Anti‐leukaemic activity of the TYK2 selective inhibitor NDI‐031301 in T‐cell acute lymphoblastic leukaemia

• Published in: British journal of haematology Vol. 177; no. 2; pp. 271 - 282
• Main Authors: Akahane, Koshi, Li, Zhaodong, Etchin, Julia, Berezovskaya, Alla, Gjini, Evisa, Masse, Craig E., Miao, Wenyan, Rocnik, Jennifer, Kapeller, Rosana, Greenwood, Jeremy R., Tiv, Hong, Sanda, Takaomi, Weinstock, David M., Look, A. Thomas
• Format: Journal Article
• Language: English
• Published: England Blackwell Publishing Ltd 01.04.2017
• Subjects: Activation; Activation analysis; Acute lymphoblastic leukemia; Animals; Apoptosis; Biotechnology; Cell death; Cell Line, Tumor; Cell lines; Cell survival; Extracellular signal-regulated kinase; Female; Hematology; Humans; Immunodeficiency; Inhibition; JNK protein; Kinases; Leukemia; Lymphocytes T; MAP kinase; Mice; Mice, Inbred NOD; Mice, SCID; NDI‐031301; Nondestructive testing; Oral administration; p38 MAPK; Phosphorylation; Poly(ADP-ribose) polymerase; Precursor T-Cell Lymphoblastic Leukemia-Lymphoma - drug therapy; Precursor T-Cell Lymphoblastic Leukemia-Lymphoma - enzymology; Protein Kinase Inhibitors - pharmacology; Protein-tyrosine kinase; Rodents; Survival; Tumors; TYK2; TYK2 Kinase - antagonists & inhibitors; Tyk2 protein; T‐cell acute lymphoblastic leukaemia; Xenograft Model Antitumor Assays; NDI-031301; TYK2; p38 MAPK; T-cell acute lymphoblastic leukaemia
• ISSN: 0007-1048; 1365-2141
• DOI: 10.1111/bjh.14563

Summary Activation of tyrosine kinase 2 (TYK2) contributes to the aberrant survival of T‐cell acute lymphoblastic leukaemia (T‐ALL) cells.

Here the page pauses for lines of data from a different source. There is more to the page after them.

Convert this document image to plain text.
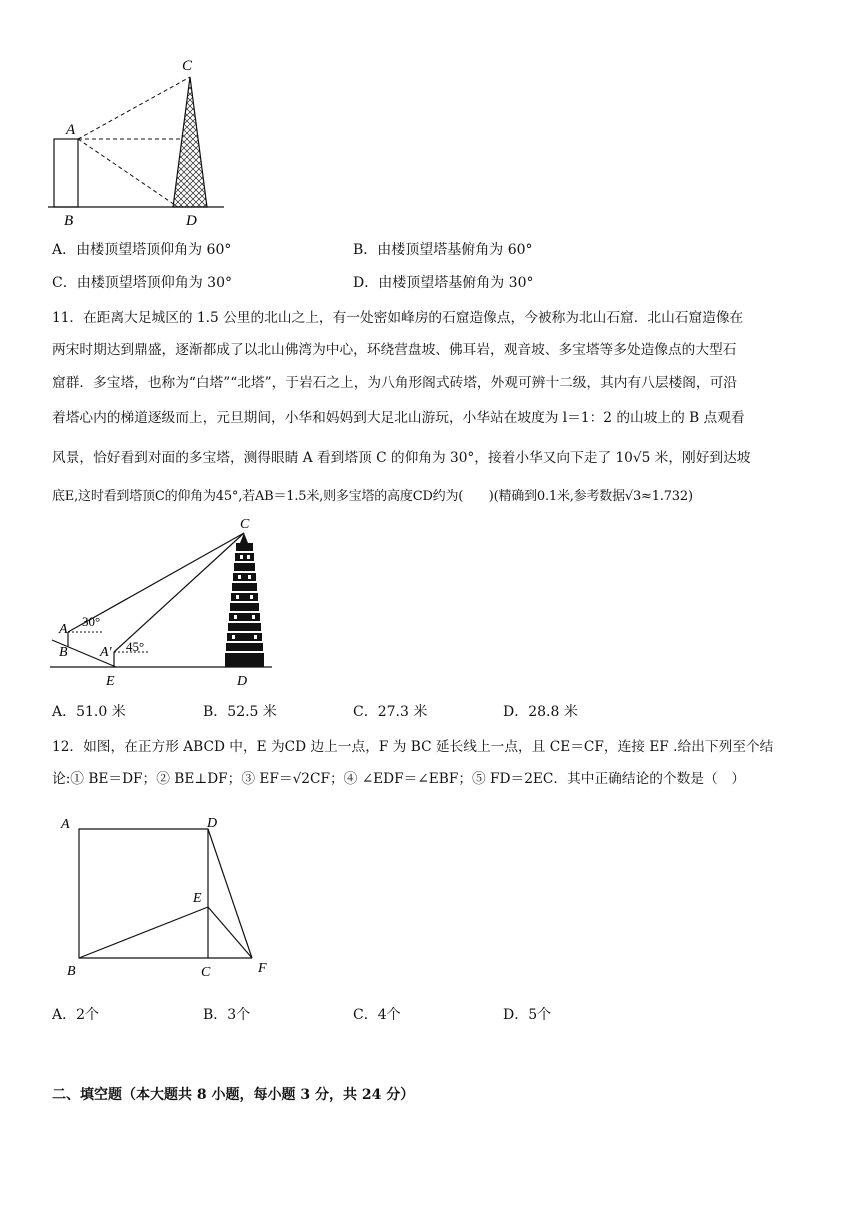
C
A
B	D
A．由楼顶望塔顶仰角为 60°	B．由楼顶望塔基俯角为 60°
C．由楼顶望塔顶仰角为 30°	D．由楼顶望塔基俯角为 30°
11．在距离大足城区的 1.5 公里的北山之上，有一处密如峰房的石窟造像点，今被称为北山石窟．北山石窟造像在
两宋时期达到鼎盛，逐渐都成了以北山佛湾为中心，环绕营盘坡、佛耳岩，观音坡、多宝塔等多处造像点的大型石
窟群．多宝塔，也称为“白塔”“北塔”，于岩石之上，为八角形阁式砖塔，外观可辨十二级，其内有八层楼阁，可沿
着塔心内的梯道逐级而上，元旦期间，小华和妈妈到大足北山游玩，小华站在坡度为 l＝1：2 的山坡上的 B 点观看
风景，恰好看到对面的多宝塔，测得眼睛 A 看到塔顶 C 的仰角为 30°，接着小华又向下走了 10√5 米，刚好到达坡
底E,这时看到塔顶C的仰角为45°,若AB＝1.5米,则多宝塔的高度CD约为(　　)(精确到0.1米,参考数据√3≈1.732)
C
A
30°
B A′ 45°
E	D
A．51.0 米	B．52.5 米	C．27.3 米	D．28.8 米
12．如图，在正方形 ABCD 中，E 为CD 边上一点，F 为 BC 延长线上一点，且 CE＝CF，连接 EF .给出下列至个结
论:① BE＝DF；② BE⊥DF；③ EF＝√2CF；④ ∠EDF＝∠EBF；⑤ FD＝2EC．其中正确结论的个数是（　）
A	D
E
B	C	F
A．2个	B．3个	C．4个	D．5个
二、填空题（本大题共 8 小题，每小题 3 分，共 24 分）
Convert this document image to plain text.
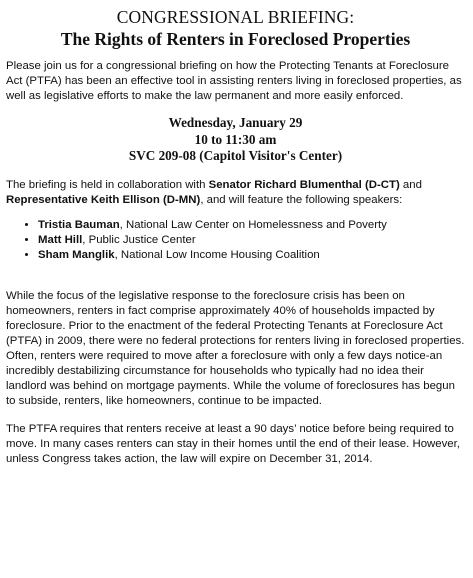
CONGRESSIONAL BRIEFING:
The Rights of Renters in Foreclosed Properties

Please join us for a congressional briefing on how the Protecting Tenants at Foreclosure Act (PTFA) has been an effective tool in assisting renters living in foreclosed properties, as well as legislative efforts to make the law permanent and more easily enforced.

Wednesday, January 29
10 to 11:30 am
SVC 209-08 (Capitol Visitor's Center)

The briefing is held in collaboration with Senator Richard Blumenthal (D-CT) and Representative Keith Ellison (D-MN), and will feature the following speakers:

• Tristia Bauman, National Law Center on Homelessness and Poverty
• Matt Hill, Public Justice Center
• Sham Manglik, National Low Income Housing Coalition

While the focus of the legislative response to the foreclosure crisis has been on homeowners, renters in fact comprise approximately 40% of households impacted by foreclosure. Prior to the enactment of the federal Protecting Tenants at Foreclosure Act (PTFA) in 2009, there were no federal protections for renters living in foreclosed properties. Often, renters were required to move after a foreclosure with only a few days notice-an incredibly destabilizing circumstance for households who typically had no idea their landlord was behind on mortgage payments. While the volume of foreclosures has begun to subside, renters, like homeowners, continue to be impacted.

The PTFA requires that renters receive at least a 90 days’ notice before being required to move. In many cases renters can stay in their homes until the end of their lease. However, unless Congress takes action, the law will expire on December 31, 2014.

Here we demonstrate the anti‐leukaemic activity of a novel TYK2 inhibitor, NDI‐031301. NDI‐031301 is a potent and selective inhibitor of TYK2 that induced robust growth inhibition of human T‐ALL cell lines. NDI‐031301 treatment of human T‐ALL cell lines resulted in induction of apoptosis that was not observed with the JAK inhibitors tofacitinib and baricitinib. Further investigation revealed that NDI‐031301 treatment uniquely leads to activation of three mitogen‐activated protein kinases (MAPKs), resulting in phosphorylation of ERK, SAPK/JNK and p38 MAPK coincident with PARP cleavage. Activation of p38 MAPK occurred within 1 h of NDI‐031301 treatment and was responsible for NDI‐031301‐induced T‐ALL cell death, as pharmacological inhibition of p38 MAPK partially rescued apoptosis induced by TYK2 inhibitor. Finally, daily oral administration of NDI‐031301 at 100 mg/kg bid to immunodeficient mice engrafted with KOPT‐K1 T‐ALL cells was well tolerated, and led to decreased tumour burden and a significant survival benefit. These results support selective inhibition of TYK2 as a promising potential therapeutic strategy for T‐ALL.